The Doctor and the Devils (Play)

The Doctor and the Devils (Play) Analysis

At first glance, this is a Gothic murder in the form of a play. It tells the story of a grisly series of events, a tale of bodysnatchers, grave robbers and murderers for hire. However, it is also a play about medical ethics and the class system in Britain, because the plot of the play is based on real life events that fascinated Dylan Thomas to such an extent that he felt compelled to turn them into theater

The main antagonists in the play are the criminals themselves; yet, they do not start out as grave robbers or murderers at all. Their first crime is a thing of opportunity; a room mate dies at a time when medical cadavers are in short supply, and the men find themselves selling the body of their deceased acquaintance to a doctor in need of anatomical supplies. The process is so easy and so lucrative that they decide to do it again - and again, until a business is born, and victims are murdered just so their corpses can be sold to the highest medical bidder.

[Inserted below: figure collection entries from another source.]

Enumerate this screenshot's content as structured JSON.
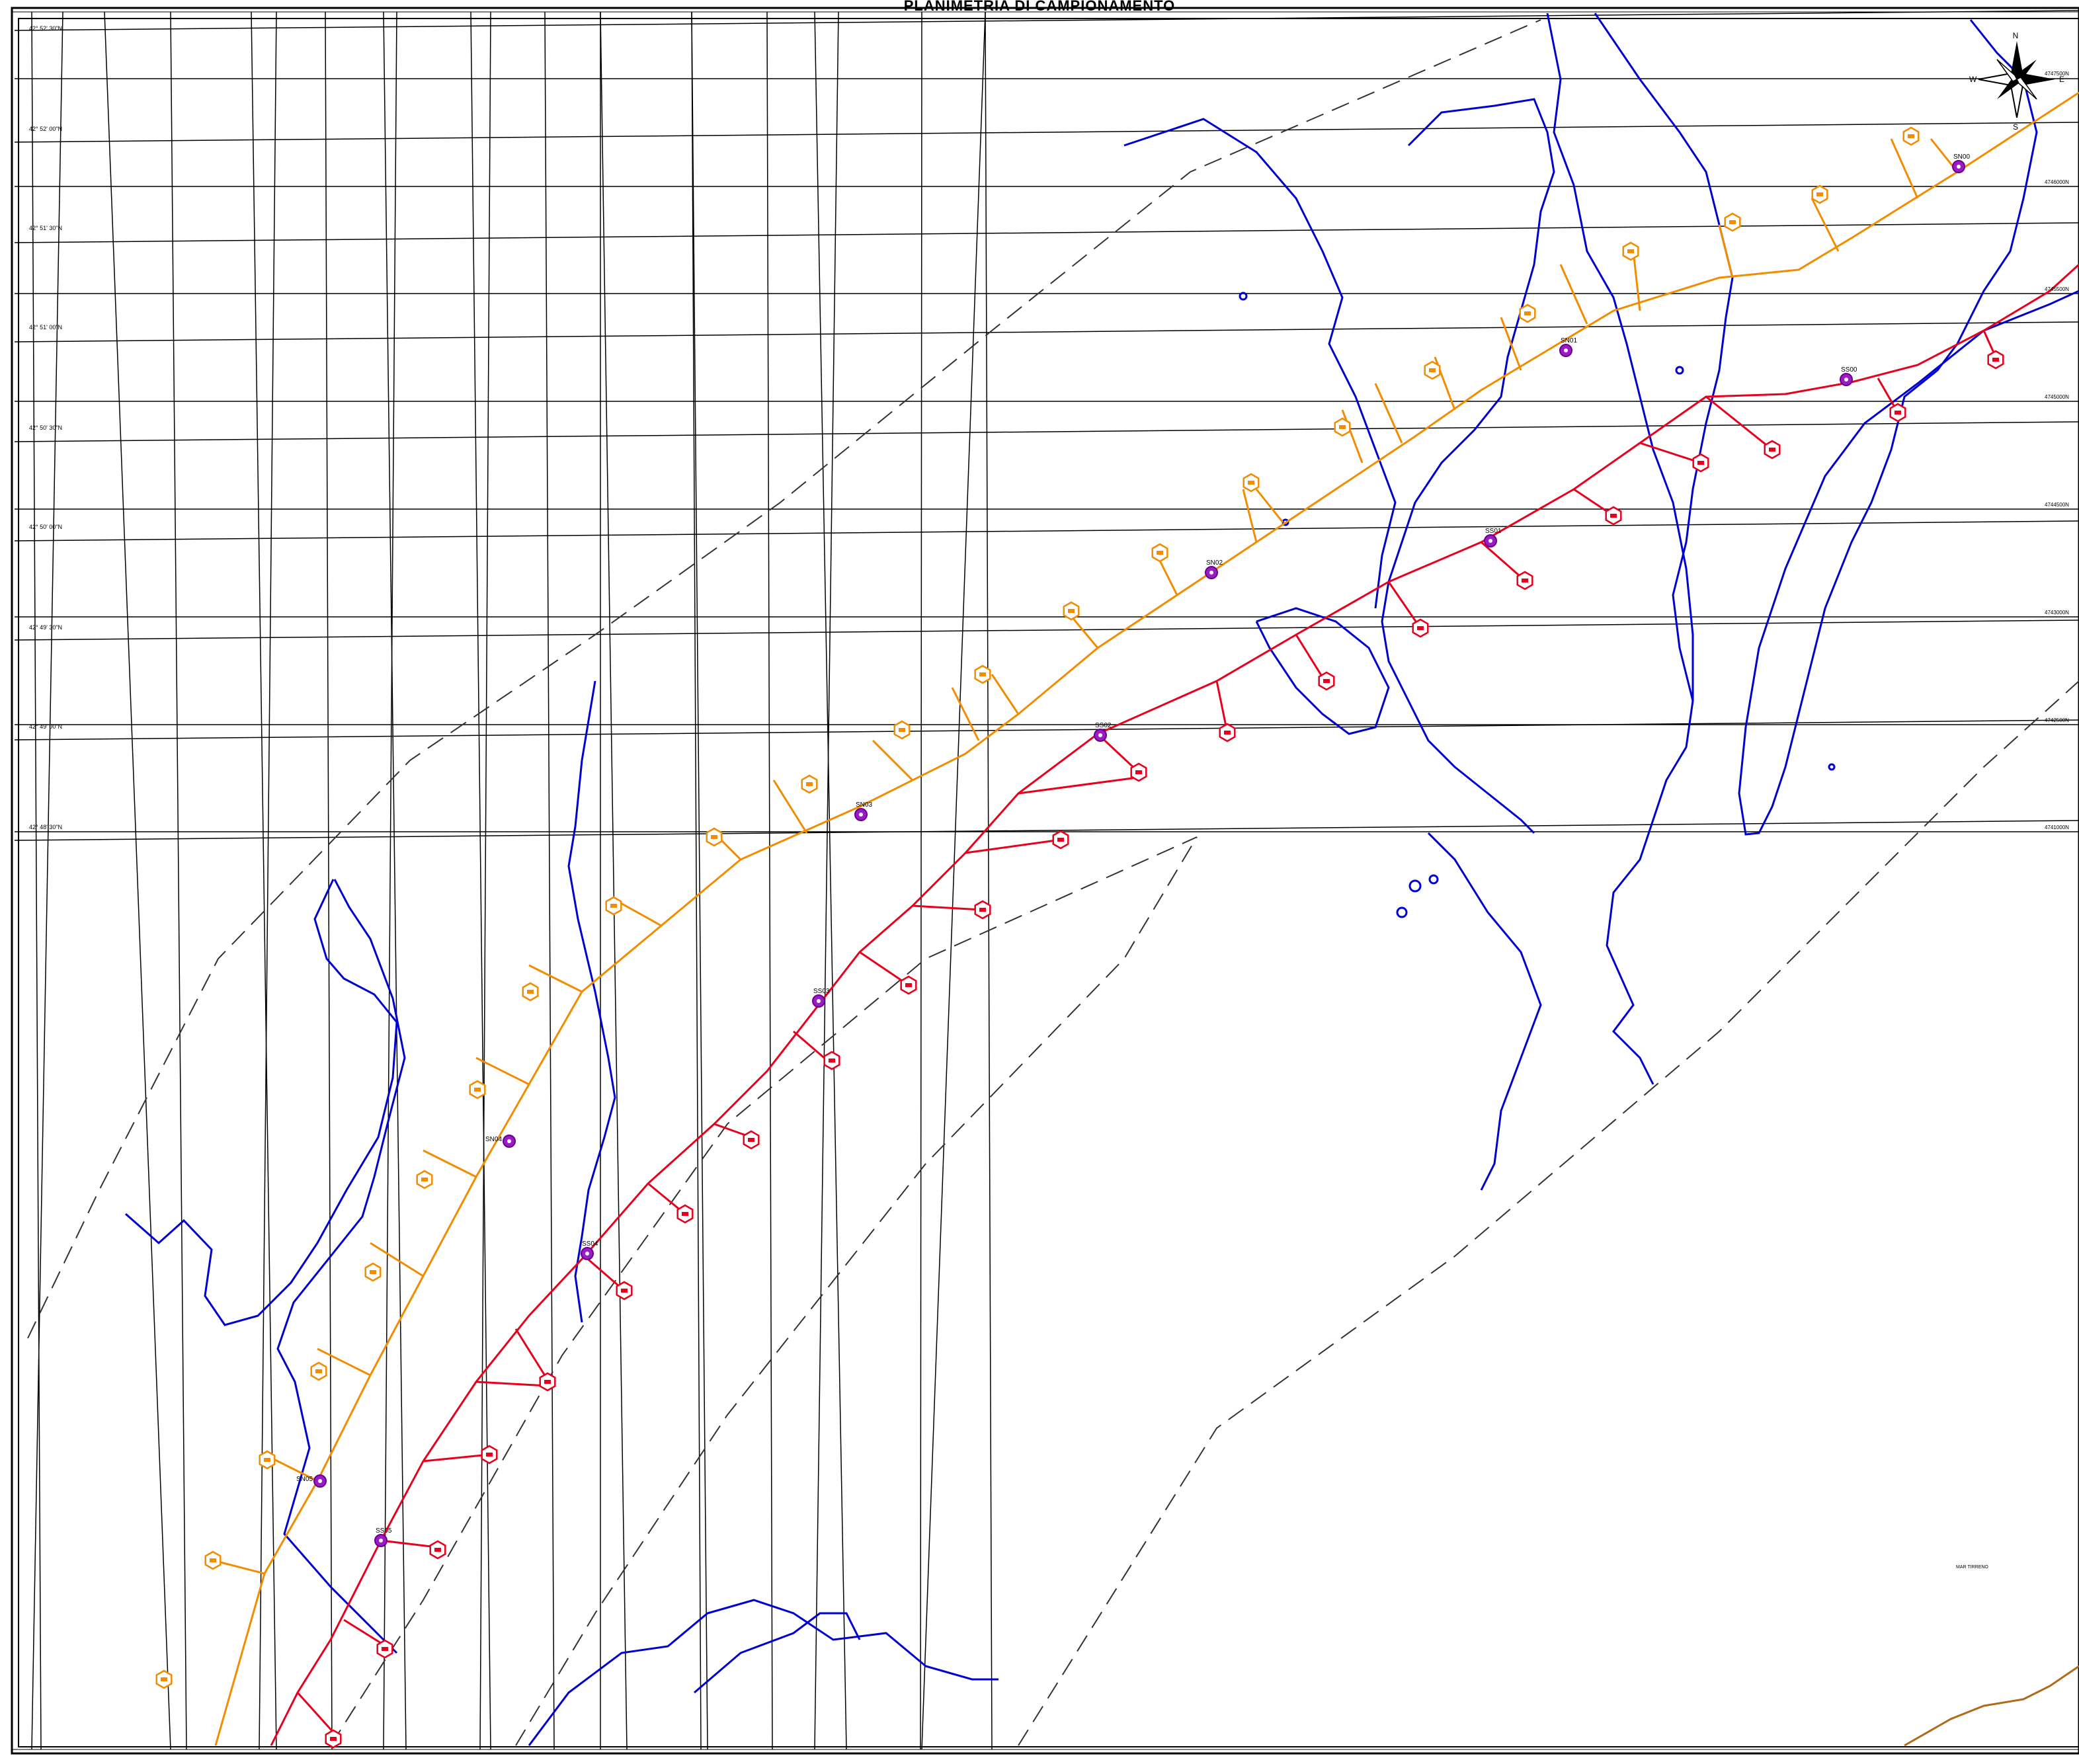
{
  "title": "PLANIMETRIA DI CAMPIONAMENTO",
  "sea_label": "MAR TIRRENO",
  "north_arrow": {
    "n": "N",
    "e": "E",
    "w": "W",
    "s": "S"
  },
  "lat_labels": [
    "42° 52' 30\"N",
    "42° 52' 00\"N",
    "42° 51' 30\"N",
    "42° 51' 00\"N",
    "42° 50' 30\"N",
    "42° 50' 00\"N",
    "42° 49' 30\"N",
    "42° 49' 00\"N",
    "42° 48' 30\"N"
  ],
  "utm_n_labels": [
    "4747500N",
    "4746000N",
    "4745500N",
    "4745000N",
    "4744500N",
    "4743000N",
    "4742500N",
    "4741000N",
    "4740500N"
  ],
  "stations": [
    {
      "id": "SN00"
    },
    {
      "id": "SN01"
    },
    {
      "id": "SN02"
    },
    {
      "id": "SN03"
    },
    {
      "id": "SN04"
    },
    {
      "id": "SN05"
    },
    {
      "id": "SS00"
    },
    {
      "id": "SS01"
    },
    {
      "id": "SS02"
    },
    {
      "id": "SS03"
    },
    {
      "id": "SS04"
    },
    {
      "id": "SS05"
    }
  ],
  "colors": {
    "orange_line": "#f28c00",
    "red_line": "#e8001c",
    "water": "#0000d0",
    "station": "#9b1cc4",
    "grid": "#000000",
    "dashed": "#333333",
    "coast_brown": "#b06a1c"
  },
  "icons": {
    "north_arrow": "compass-rose-icon",
    "station": "station-marker-icon",
    "sample": "sample-hexagon-icon"
  }
}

By the end of the play, the men are criminals guilty of the most unethical and pointless murders. They are punished by death themselves; but the person to whom they have been selling the bodies does not receive punishment himself. Although he does not actually order anyone's murder, Dr Burke is perfectly well aware that people are being murdered as a result of his plea for cadavers and his hiring of the two men to find him a supply of them. He is almost an accessory, probably guilty of pre-meditated murder himself, yet as a doctor, he is respected, revered even. He is not arrested; there is no trial, and no punishment, He does, admittedly, lose a great deal of the public's respect but this seems to be the extent of the repercussions that he faces. Not only has he shown himself to be ethically bankrupt, but he also demonstrates a class system that will turn a blind eye when a doctor orchestrates a series of murders, but not when a member of the working classes does. To be a doctor in Victorian England was to be almost above the law, and the play demonstrates this by mirroring exactly the events that happened in real life.